To date, only a single study has shown a relationship between serum FGF-23 and bone histology on dialysis and/or after successful renal transplantation. This study, which was conducted in children on chronic peritoneal dialysis, reported an inverse relationship between serum FGF-23 concentrations and static/dynamic parameters of bone mineralization [65]. However, it is possible that the residual effect of previous treatment with vitamin D metabolites obscured the direct relationship between FGF-23 and bone mineralization parameters. Despite a lack of surveillance, persistent renal Pi wasting and negative Pi balance may be specifically important in PRT children and adolescents since peak bone density is attained as a result of normal bone growth [81]. Since bone strength is, in part, due to the material properties of the bone which, in turn, depend on bone mineral content, the lower bone Pi content can lead to decreased stiffness and, ultimately, diminished bone strength [82]. Both calcium (Ca) and Pi play an important role in bone formation, with a Ca:Pi ratio in human bone of 1.5–1.0.
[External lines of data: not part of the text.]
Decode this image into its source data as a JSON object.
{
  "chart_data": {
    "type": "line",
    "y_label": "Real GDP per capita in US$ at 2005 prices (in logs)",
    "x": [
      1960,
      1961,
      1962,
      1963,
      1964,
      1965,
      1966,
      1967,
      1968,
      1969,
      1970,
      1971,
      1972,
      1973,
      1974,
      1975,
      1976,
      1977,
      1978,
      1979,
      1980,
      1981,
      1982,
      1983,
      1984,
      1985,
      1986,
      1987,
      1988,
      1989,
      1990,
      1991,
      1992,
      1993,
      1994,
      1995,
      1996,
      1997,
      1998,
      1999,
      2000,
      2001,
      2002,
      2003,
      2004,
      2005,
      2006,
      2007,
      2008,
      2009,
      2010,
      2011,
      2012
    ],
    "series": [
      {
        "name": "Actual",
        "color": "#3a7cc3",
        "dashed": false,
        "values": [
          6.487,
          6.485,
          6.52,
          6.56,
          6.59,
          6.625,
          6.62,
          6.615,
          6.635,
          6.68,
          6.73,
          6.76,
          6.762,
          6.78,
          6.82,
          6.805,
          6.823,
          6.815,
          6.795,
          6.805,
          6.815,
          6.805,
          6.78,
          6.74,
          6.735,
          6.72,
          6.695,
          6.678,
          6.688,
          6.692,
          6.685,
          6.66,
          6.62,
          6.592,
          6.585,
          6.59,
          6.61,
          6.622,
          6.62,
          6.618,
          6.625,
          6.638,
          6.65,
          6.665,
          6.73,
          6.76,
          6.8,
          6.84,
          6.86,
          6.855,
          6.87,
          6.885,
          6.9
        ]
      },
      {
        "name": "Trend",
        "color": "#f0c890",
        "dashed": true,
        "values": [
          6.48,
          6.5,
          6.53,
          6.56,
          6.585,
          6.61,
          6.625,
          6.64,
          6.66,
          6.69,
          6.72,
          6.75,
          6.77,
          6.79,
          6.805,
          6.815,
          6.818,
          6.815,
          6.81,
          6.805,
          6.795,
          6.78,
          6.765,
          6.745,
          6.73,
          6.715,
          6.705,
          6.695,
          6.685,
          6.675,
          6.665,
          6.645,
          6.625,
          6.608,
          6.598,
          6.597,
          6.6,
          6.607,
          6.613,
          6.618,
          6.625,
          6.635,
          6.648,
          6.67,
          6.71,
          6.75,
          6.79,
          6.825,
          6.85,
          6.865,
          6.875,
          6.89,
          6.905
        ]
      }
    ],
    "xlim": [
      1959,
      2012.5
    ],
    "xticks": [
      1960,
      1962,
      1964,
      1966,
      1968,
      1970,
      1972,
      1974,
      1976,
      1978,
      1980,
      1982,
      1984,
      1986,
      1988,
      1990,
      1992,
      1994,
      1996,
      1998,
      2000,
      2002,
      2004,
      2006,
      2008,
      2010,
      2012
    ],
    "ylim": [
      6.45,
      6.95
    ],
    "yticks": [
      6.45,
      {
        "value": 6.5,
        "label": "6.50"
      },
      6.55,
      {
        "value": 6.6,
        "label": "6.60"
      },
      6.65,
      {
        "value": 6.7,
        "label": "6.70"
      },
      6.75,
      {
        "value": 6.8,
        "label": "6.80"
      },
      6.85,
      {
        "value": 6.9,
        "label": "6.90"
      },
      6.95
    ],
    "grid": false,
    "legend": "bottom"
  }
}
Conclusion and future perspective

Since PRT hypophosphatemia is of notable clinical significance, it is necessary to further define the prevalence and natural history of PRT Pi wasting and negative Pi balance in both pediatric and adult PRT populations. Ideally, attempts should be made to develop novel therapeutic agents directly targeting FGF-23 production or inhibitory molecules targeting organ receptors. Until this has been realized, treatment with Ca sensor analogs appear to be logical since autonomous hyperphosphatonemia is, in part, correlated with excess PTH secretion. Long-term double blind control studies will be required to establish such a relationship.